Are Hoa Fees Tax-Deductible?

Due to a lack of deductible expenses, homeowners’ association (HOA) fees are not tax-deductible.

In general, HOA fees are not tax-deductible if the property is your primary residence. There are, however, certain exceptions to this rule.

Some of the HOA fees associated with an office you keep in your house and use for commercial purposes may be tax-deductible, though. This, however, is if you are your boss and work primarily at home. Depending on the size of your home office, a deduction is taken from your paycheck in this case. You can deduct 25 percent of your HOA costs if you utilize 25 percent of your house as an office.

Likewise, if you own and rent out your own property, the second exception is applicable. All of your HOA dues can be deductible from your taxable income. HOA fees are tax-deductible from your rental property expenses according to IRS regulations in this kinda situation.

Part of your HOA fees can also be tax-deductible in the case of a secondary residence, such as a home you live in a part of the year but rent out the rest of the year, This is if you qualify though. By taking into account how much of the year you actually spend in the house, you can reduce your annual price. So, you may be able to deduct HOA dues from your taxable income if, for example, you rent out the property for six months of the year.

However, you will need Schedule E forms to record HOA fees if you are eligible for a tax deduction. For rental properties, you can deduct up to $25,000 in HOA fees each year from your taxable income.


Being part of a planned community and subject to the restrictions of an HOA can be both a blessing and a curse. It gives you the opportunity to give up part of the responsibility for maintaining your house in exchange for the shared facilities and security that come with living in a community.
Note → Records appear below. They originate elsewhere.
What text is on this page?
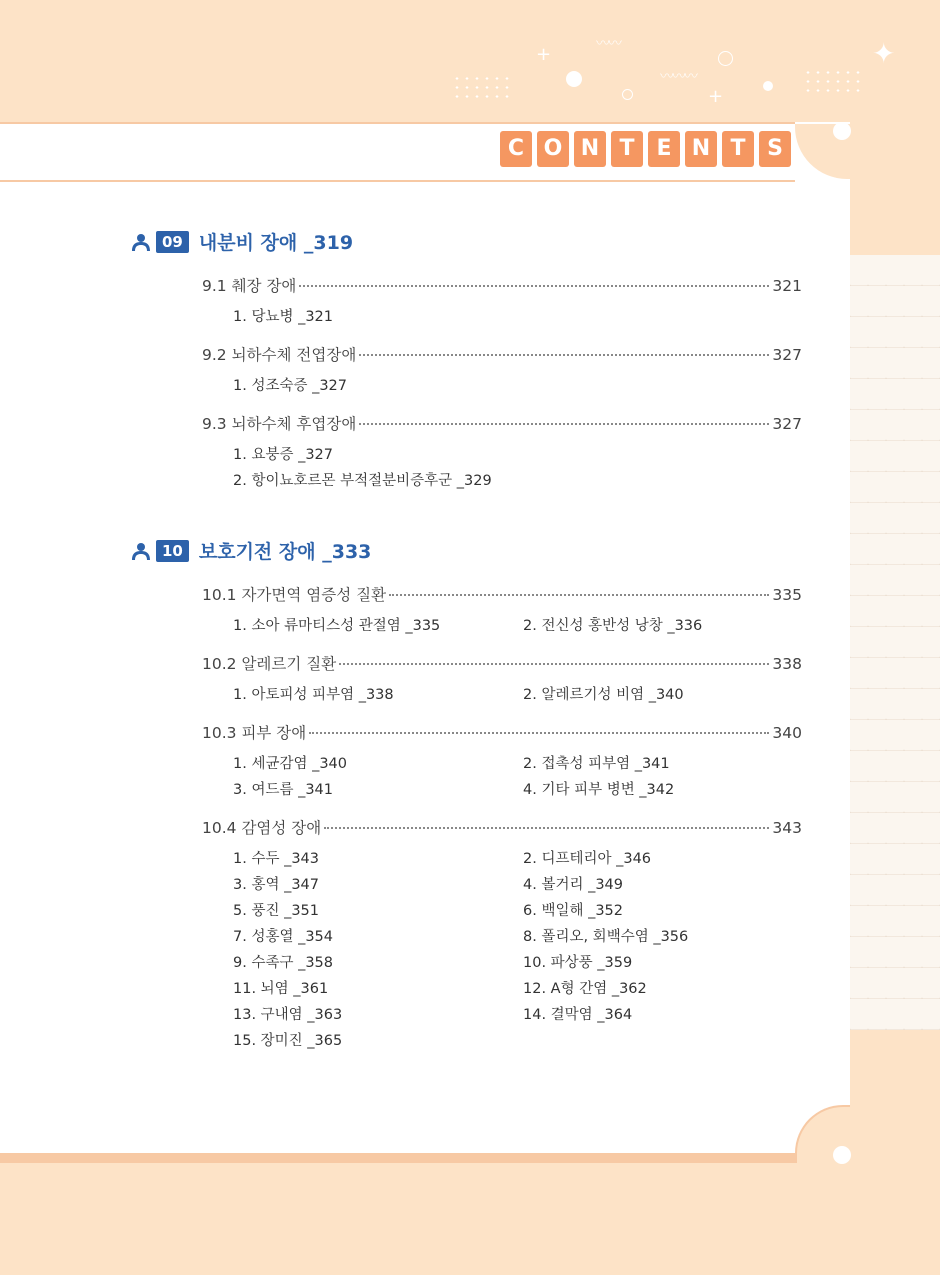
+
+
〰〰
〰〰〰
✦
C O N T E N T S
09 내분비 장애 _319
9.1 췌장 장애	321
1. 당뇨병 _321
9.2 뇌하수체 전엽장애	327
1. 성조숙증 _327
9.3 뇌하수체 후엽장애	327
1. 요붕증 _327
2. 항이뇨호르몬 부적절분비증후군 _329
10 보호기전 장애 _333
10.1 자가면역 염증성 질환	335
1. 소아 류마티스성 관절염 _335	2. 전신성 홍반성 낭창 _336
10.2 알레르기 질환	338
1. 아토피성 피부염 _338	2. 알레르기성 비염 _340
10.3 피부 장애	340
1. 세균감염 _340	2. 접촉성 피부염 _341
3. 여드름 _341	4. 기타 피부 병변 _342
10.4 감염성 장애	343
1. 수두 _343	2. 디프테리아 _346
3. 홍역 _347	4. 볼거리 _349
5. 풍진 _351	6. 백일해 _352
7. 성홍열 _354	8. 폴리오, 회백수염 _356
9. 수족구 _358	10. 파상풍 _359
11. 뇌염 _361	12. A형 간염 _362
13. 구내염 _363	14. 결막염 _364
15. 장미진 _365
Trade the average neighborhood’s variety for one that’s more uniform, but one that has less likelihood of you being bothered by your neighbors’ taste in decor or poor home maintenance habits.


What Is The Average Cost Of HOA Fees?

HOA rates vary widely depending on where you reside, the type of home you own, and the services provided by your HOA. A monthly HOA charge can be as low as $100 or as much as $1,000. They’ll usually cost between $200 and $300 each month

What are the things that your HOA fees don't cover?

Your HOA Fees will not cover your mortgage or your home; you will need to purchase your own insurance policy for these. Furthermore, the HOA fees will not cover the expenditures of maintaining or upgrading your own house.

What are the benefits of condo HOA fees?

Condo HOA fees cover the buildings that house condo units, as well as the common amenities that surround them, such as lobbies, patios, corridors, swimming pools, elevators, and recreational areas.

What Happens If I Don't Pay My Homeowners Association Fees?

There could be severe sanctions. You could land a fine or as well be taken to court by the HOA.  A lien can even be placed on your home. In some situations, the HOA may even foreclose on your home if you don’t pay your dues.